No matter if you are trying to release weight, maintain your weight, or just eat healthier this year, the concept of nutrition will emerge at some point. New programs are coming out all the time and some are better than others, but too often we sabotage ourselves by the decisions we make.
This year, be aware of these seven common nutrition mistakes and steer clear of them…
1. Setting unrealistic goals. When you set goals for a nutrition program, make sure those goals are achievable. Avoid trying to do everything at once then expecting to suddenly weigh what you did in high school. An example of an attainable goal might be to eat two snacks of fresh fruit every day and three servings of vegetables between lunch and dinner.
2. Eating only one time each day. I often hear that people, in order to “save” calories, are skipping breakfast and lunch and only eating dinner. Let me tell you: This plan will save you no calories and can squelch your metabolism in the bargain. Eating three meals a day (your program may vary) is important for your general health.
3. Thinking short-term only. This is why people lose and then regain weight so quickly. A good nutrition program is meant to be long term; and should become a lifelong habit.
4. Underestimating your food portions. We are all guilty of this. Research shows that, when recalling foods consumed, most people under-report the amounts they ate. You may think that you only are having one cup of cereal — but use a measuring cup just to be sure.

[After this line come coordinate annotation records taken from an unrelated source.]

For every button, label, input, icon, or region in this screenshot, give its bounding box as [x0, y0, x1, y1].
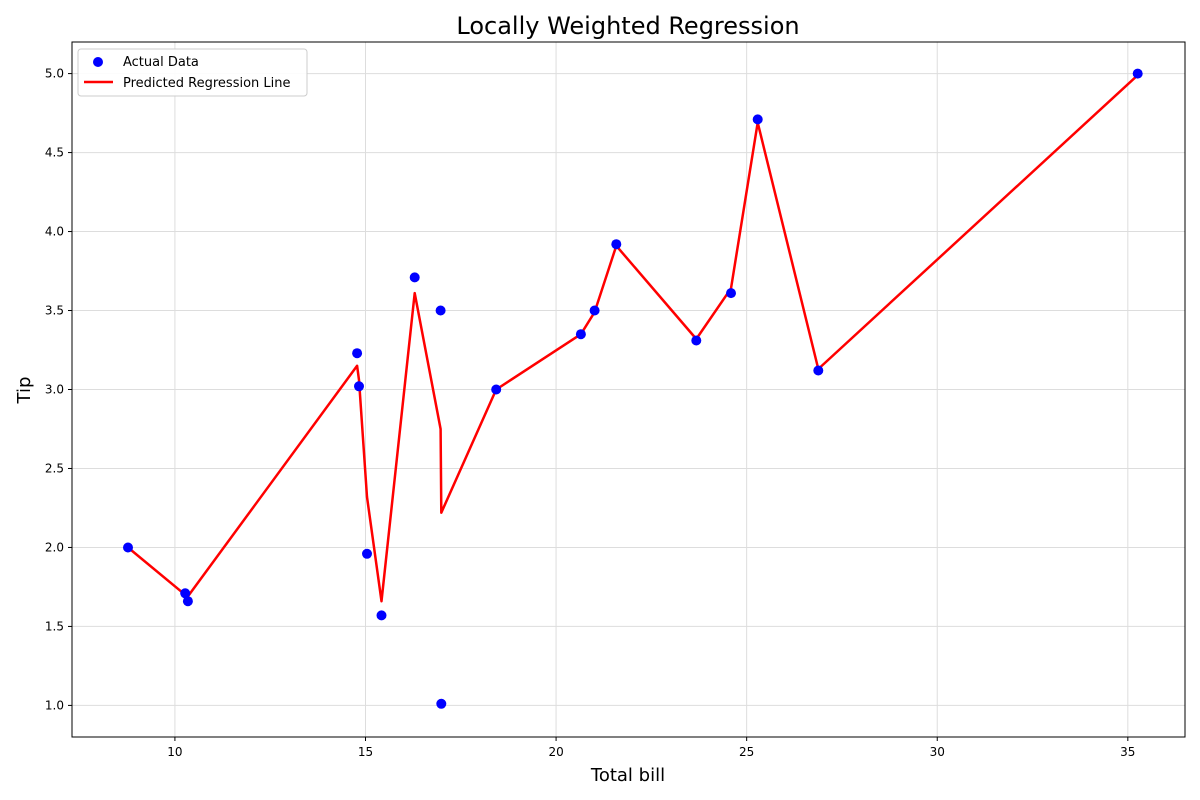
data-point: [575, 329, 586, 340]
data-point: [123, 542, 133, 553]
legend-label-regression-line: Predicted Regression Line: [123, 76, 291, 91]
legend: Actual Data Predicted Regression Line: [77, 48, 308, 97]
x-tick-label: 30: [930, 745, 945, 759]
y-tick-label: 2.0: [45, 540, 64, 554]
y-tick-label: 5.0: [45, 67, 64, 81]
data-point: [691, 335, 702, 346]
data-point: [813, 365, 824, 376]
data-point: [362, 548, 372, 559]
x-tick-label: 10: [167, 745, 182, 759]
data-point: [435, 305, 446, 316]
y-tick-label: 2.5: [45, 461, 64, 475]
data-point: [409, 272, 420, 283]
y-tick-label: 1.0: [45, 698, 64, 712]
plot-area-frame: [71, 41, 1186, 738]
data-point: [726, 288, 736, 299]
y-tick-label: 3.5: [45, 304, 64, 318]
y-axis-title: Tip: [14, 377, 35, 405]
x-tick-label: 25: [739, 745, 754, 759]
scatter-series: [123, 68, 1143, 709]
data-point: [491, 384, 502, 395]
grid-lines: [72, 42, 1185, 737]
data-point: [611, 239, 622, 250]
y-tick-label: 3.0: [45, 383, 64, 397]
x-axis-title: Total bill: [590, 765, 665, 786]
data-point: [376, 610, 387, 621]
x-tick-label: 15: [358, 745, 373, 759]
x-tick-label: 20: [548, 745, 563, 759]
chart-title: Locally Weighted Regression: [456, 12, 799, 40]
data-point: [752, 114, 763, 125]
data-point: [1132, 68, 1143, 79]
legend-box: [77, 48, 308, 97]
y-tick-label: 4.5: [45, 146, 64, 160]
data-point: [436, 698, 447, 709]
axis-ticks: 10 15 20 25 30 35 1.0 1.5 2.0 2.5 3.0 3.5 4.0 4.5 5.0: [45, 67, 1136, 759]
legend-label-actual-data: Actual Data: [123, 55, 199, 70]
data-point: [180, 588, 191, 599]
legend-marker-actual-data: [93, 57, 103, 67]
x-tick-label: 35: [1120, 745, 1135, 759]
data-point: [589, 305, 600, 316]
data-point: [182, 596, 193, 607]
data-point: [354, 381, 364, 392]
y-tick-label: 1.5: [45, 619, 64, 633]
data-point: [352, 348, 363, 359]
y-tick-label: 4.0: [45, 225, 64, 239]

5. Making your meal plan too restrictive. When starting a new meal plan, people usually err on the side of caution and eat too little—a practice that is difficult to maintain long-term because you starve your body of needed nutrients. Your plan should always include major food groups; think color, balance and variety.
6. Having a weak support system. When working on eating healthier, the more support you have the better. Develop a strong support system. Tell others around you about your goals and let them know how they can best help you.
7. Forgetting about exercise. People often ask me, “Which one is more important, nutrition or exercise?” I reply, “Do you want your airplane to have one wing or two?” Nutrition and exercise need to be done together — remember to exercise regularly (5-6 times a week for 30-60 minutes). Look into shorter, denser workouts that are fat-burning and joint friendly such as metabolic training (RHF Burn30 Bootcamp).